Feeding data to Open Street Map

As a representative of a Local Authority I know we are required to maintain GIS data and make this availbale as a WMS/WFS in order to comply with the open data agenda. Our approach has been to create OGC complient WMS for important datasets we are required to publish. It has come to my attention that some of the data we publish may also be maintained by the OSM comunity. How can we make data already pubilshed available to OSM. I understand the drivers for community led mapping. However to take Cycle routes as an example subject area. There are official National Cycle Routes, Locally Authority approved routes and community routes (my favourite route as recorded by my GPS devidce). How does OSM tap into the existing web services to obtain the official routes leaving the community to fill in the gaps?


David Senior

I think you are talking about mechanical imports. Their use in the UK is somewhat controversial.

The safest way is to make the data available but then allow individual mappers to integrate it, after verifying it by an on the ground survey.

Note that, for footpaths, you may find that the status, reference number, etc., are yours but you didn’t survey the detailed route, but rather it is OS that owns the copyright for that. In that case, mappers will have to transfer your data onto, possibly less accurately mapped, existing data, or use your data as a hint as to where to survey the actual route of hte path. Beware that over enthusiastic mappers may not read warnings about exclusions from your copyight.

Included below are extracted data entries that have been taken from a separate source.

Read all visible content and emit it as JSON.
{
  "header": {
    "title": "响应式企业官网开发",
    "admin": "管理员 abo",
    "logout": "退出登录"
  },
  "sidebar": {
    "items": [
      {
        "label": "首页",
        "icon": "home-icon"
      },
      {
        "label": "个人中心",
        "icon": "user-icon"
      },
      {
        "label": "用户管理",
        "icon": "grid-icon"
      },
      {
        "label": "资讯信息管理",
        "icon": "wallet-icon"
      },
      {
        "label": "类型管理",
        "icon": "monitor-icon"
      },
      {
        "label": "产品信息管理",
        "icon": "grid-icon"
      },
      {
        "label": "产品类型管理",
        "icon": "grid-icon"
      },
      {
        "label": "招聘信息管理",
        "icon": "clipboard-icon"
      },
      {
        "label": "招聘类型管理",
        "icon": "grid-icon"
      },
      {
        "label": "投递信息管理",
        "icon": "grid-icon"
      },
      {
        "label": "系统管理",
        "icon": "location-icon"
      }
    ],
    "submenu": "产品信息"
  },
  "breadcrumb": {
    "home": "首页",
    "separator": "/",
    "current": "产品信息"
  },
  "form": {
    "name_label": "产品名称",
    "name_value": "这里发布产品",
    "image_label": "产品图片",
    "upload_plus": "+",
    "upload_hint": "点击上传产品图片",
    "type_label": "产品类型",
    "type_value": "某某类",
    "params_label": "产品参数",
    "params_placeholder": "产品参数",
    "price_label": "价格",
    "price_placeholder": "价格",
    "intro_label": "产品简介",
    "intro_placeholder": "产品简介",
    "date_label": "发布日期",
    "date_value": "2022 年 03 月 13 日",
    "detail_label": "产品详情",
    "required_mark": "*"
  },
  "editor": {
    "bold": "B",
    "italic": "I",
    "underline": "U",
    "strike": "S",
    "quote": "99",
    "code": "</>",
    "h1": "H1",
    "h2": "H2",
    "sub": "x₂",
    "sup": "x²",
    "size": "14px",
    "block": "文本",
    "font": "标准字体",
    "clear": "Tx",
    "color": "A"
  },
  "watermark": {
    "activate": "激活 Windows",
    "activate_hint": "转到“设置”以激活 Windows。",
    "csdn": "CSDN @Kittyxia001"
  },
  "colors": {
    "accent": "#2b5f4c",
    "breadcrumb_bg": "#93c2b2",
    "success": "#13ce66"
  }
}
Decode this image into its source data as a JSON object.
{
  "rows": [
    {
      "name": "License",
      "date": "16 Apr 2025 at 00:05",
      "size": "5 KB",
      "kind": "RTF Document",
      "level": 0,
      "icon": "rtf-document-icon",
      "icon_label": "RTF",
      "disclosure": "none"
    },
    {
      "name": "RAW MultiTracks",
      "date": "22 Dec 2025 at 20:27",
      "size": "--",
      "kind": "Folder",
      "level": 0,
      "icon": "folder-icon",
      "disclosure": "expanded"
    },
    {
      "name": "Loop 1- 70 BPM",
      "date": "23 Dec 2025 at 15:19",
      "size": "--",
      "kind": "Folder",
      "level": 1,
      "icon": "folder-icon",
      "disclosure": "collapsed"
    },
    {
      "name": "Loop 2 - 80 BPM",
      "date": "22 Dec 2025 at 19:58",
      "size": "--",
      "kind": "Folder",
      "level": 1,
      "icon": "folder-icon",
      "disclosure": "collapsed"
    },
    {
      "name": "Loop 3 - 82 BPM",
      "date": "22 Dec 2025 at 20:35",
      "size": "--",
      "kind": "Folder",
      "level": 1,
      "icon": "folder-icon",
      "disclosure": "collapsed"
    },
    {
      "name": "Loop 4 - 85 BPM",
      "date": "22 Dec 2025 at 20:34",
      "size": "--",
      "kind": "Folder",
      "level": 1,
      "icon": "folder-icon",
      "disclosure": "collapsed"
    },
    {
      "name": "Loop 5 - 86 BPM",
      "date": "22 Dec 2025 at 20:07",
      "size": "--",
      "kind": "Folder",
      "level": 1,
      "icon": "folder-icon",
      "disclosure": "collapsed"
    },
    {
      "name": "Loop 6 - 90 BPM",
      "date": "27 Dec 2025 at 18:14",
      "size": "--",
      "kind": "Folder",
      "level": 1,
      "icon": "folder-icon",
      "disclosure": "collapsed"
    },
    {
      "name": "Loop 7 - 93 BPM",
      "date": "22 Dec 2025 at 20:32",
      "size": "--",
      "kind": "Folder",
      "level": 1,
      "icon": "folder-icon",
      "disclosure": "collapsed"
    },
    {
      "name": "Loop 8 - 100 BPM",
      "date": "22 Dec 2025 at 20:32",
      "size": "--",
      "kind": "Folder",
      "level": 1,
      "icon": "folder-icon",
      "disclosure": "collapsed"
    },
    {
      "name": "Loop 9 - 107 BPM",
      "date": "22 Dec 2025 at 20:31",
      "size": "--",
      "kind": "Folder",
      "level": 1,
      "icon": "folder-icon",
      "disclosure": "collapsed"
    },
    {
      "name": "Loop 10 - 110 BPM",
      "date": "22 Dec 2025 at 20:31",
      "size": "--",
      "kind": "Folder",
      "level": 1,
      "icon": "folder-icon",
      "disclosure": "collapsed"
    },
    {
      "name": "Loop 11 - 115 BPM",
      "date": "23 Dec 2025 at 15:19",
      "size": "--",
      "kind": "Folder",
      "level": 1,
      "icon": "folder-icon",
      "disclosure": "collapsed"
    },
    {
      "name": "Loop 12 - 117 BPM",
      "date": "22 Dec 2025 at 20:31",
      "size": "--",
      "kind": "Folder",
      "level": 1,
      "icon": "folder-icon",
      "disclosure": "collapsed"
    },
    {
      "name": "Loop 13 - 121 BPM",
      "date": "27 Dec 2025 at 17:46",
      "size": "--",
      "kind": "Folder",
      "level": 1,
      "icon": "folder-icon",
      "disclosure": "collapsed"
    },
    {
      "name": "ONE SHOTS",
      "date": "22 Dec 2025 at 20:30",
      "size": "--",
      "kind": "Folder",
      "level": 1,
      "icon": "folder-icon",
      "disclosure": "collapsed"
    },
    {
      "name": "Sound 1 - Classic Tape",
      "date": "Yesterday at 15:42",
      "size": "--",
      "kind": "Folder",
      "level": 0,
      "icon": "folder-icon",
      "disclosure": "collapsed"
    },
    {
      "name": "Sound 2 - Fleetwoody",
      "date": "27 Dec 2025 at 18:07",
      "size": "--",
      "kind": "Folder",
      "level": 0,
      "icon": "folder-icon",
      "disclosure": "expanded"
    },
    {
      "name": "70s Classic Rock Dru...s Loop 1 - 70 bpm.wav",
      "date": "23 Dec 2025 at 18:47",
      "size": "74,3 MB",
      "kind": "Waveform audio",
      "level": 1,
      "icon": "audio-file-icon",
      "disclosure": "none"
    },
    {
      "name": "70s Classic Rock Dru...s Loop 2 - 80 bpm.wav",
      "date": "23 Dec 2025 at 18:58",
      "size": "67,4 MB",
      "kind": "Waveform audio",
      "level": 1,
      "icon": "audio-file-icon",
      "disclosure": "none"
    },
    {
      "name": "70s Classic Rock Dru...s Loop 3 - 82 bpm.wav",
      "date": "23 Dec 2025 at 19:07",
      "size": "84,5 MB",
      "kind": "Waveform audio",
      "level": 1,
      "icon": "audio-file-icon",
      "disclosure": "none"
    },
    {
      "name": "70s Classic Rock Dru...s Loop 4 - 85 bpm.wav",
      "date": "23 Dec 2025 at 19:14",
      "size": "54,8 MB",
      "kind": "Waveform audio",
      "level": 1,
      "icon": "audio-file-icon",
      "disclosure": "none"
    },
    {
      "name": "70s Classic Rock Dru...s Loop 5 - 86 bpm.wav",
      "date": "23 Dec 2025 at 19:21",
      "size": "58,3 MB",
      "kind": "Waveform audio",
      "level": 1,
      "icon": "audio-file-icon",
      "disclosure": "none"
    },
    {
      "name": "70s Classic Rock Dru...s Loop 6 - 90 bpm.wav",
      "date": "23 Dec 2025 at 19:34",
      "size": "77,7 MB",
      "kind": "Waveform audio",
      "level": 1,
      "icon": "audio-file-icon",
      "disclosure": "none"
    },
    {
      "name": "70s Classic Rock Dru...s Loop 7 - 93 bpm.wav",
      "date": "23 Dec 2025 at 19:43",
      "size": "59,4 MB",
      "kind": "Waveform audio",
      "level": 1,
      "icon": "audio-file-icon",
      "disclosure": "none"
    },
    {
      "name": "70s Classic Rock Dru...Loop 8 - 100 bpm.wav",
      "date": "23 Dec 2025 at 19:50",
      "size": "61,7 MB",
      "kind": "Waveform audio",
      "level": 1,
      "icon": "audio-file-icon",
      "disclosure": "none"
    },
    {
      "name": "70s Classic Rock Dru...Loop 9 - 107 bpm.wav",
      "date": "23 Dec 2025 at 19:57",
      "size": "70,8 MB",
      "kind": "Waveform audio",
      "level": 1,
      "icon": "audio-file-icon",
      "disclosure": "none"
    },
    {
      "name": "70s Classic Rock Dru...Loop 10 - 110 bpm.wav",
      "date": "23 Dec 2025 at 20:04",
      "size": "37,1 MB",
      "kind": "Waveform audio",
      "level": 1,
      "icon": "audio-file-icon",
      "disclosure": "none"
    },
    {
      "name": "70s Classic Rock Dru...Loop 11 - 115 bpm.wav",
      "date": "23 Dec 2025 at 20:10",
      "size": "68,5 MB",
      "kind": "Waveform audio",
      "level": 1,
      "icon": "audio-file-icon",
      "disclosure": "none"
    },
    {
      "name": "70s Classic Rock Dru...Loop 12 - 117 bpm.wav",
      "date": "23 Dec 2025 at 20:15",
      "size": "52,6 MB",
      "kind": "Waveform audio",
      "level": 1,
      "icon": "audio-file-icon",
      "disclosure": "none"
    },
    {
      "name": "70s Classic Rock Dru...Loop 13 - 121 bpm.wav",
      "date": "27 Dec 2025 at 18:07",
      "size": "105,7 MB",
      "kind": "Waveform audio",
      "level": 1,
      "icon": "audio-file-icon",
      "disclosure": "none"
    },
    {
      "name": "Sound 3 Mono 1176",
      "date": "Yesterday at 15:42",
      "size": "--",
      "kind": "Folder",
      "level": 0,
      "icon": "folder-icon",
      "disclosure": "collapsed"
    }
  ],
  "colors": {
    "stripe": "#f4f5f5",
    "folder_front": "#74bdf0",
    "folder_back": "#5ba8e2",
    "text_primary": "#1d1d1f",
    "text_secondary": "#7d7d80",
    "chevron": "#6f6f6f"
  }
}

If you own the copyright on the geometry as well, I would suggest either manually reconciling your data with the existing data, or providing it as a .osm file, per feature, as would be saved by JOSM for newly created data

If you are in the UK, however, you should read about three months back on the talk-gb mailing list, to get the general flavour on mechanical imports, and then ask there.

Taking your final question more directly. In general it doesn’t tap into third party web services except fof the few that are definitely licence compatible, or which are sufficiently valuable that it has been deemed acceptable to comply with any special attribution requirements in order to use the data. They may, however, be used as quality control checks and as hints as to where to survey.

PS You missed out the sixth word of your article, namely what sort of organisation you represent.

This is a misconception. The OSM website does not “tap into the existing web services”, it is not a mash up of existing web services re-styled and layered on top of each other in some spatial webapplication.

Instead, the OSM website shows a rendering of both community derived, and publicly available, data digitized and imported into a single dedicated OSM spatial database. That is, any data that was derived from publicly available data was either directly imported or re-digitized to fit into the OSM eco-system.

thank you fpr the responses. Original post edited.

Taking a subject at random like cycling routes. As a local authority we hold official route information such s Public Rights or Way, approved routes, recommended routes and records of off carriageway marked cycle provision. The EU Inspire regulation and the government transparncy agend requires that we make GIS data open and accessible. We have already published some datasets through data,gov.uk in the form of an OGC WMS. The last thing I would want is for a GIS enthusiast to repeat this work and digitise the information indipendantly. Even exporting the data from one source and importing into the OSM is not ideal if the origanl WMS is dynamic and always being maintained. I understand that OSM is not primarly a mashup of existing web services. However access to those services as part of the data captuture process or as a quality check should be technically possible.

We don’t have cycle route data as a WMS at this time and the reason for my enquiry is so I can design a system of maintaining data such that we can maximise the benefits. I would hope that if a cyclist used a local Authority mapiing system, OSM or any of the growing number of comunity led or navigation device related web sites they could access the same data. If there are formats other than OGC that OSM can consume I would be happy to investigate with our GIS supplier.